Step inside the Lahooti Melo, Hyderabad's celebration of folk music and culture
The sun’s warmth, dressed in a cool winter breeze, set Hyderabad up for a memorable weekend as thousands of people took part in the Lahooti Melo, an annual festival of music, arts and culture.
Featuring musical performances, workshops, story telling sessions and lots of food, the event offered an unusual kind of excitement for a city that is otherwise quite mellow. Lahooti Melo has been in the running for about two years and it seems to be growing exponentially in size, strength and cultural significance.
Take a walk through the festival with this 360 degree video
What's so good about the Melo?
These are complicated times for music in Pakistan. Its indigenous music landscape, in the backdrop of heightened commercialism, has been in a state of flux for the past few years.
Enterprises like Coke Studio and Nescafe Basement have done much to create a demand for redefined, reproduced folk melodies. As a result, independent folk musicians and producers, against the might of multinational corporations, have been left with a diminishing role in carving out newer, more organic soundscapes.

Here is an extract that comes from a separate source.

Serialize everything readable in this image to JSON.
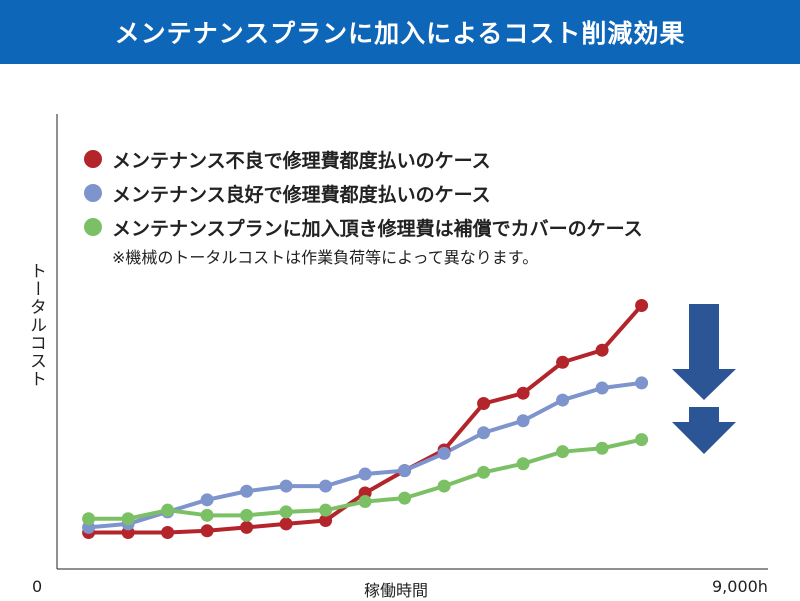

The Lahooti Melo exists outside the corporate fabric of Pakistan's contemporary music industry. As a result, what was instantly refreshing about the event was the absence of corporate symbolism peppered all over the venue. The curation of artists too, seemed to have been done without their commercial viability in mind.
Humble beginnings
From where it all began, the Lahooti Melo, has come far.
Lahooti is the brain child of Saif Samejo, a musician himself, who plays in a folk-rock band called The Sketches.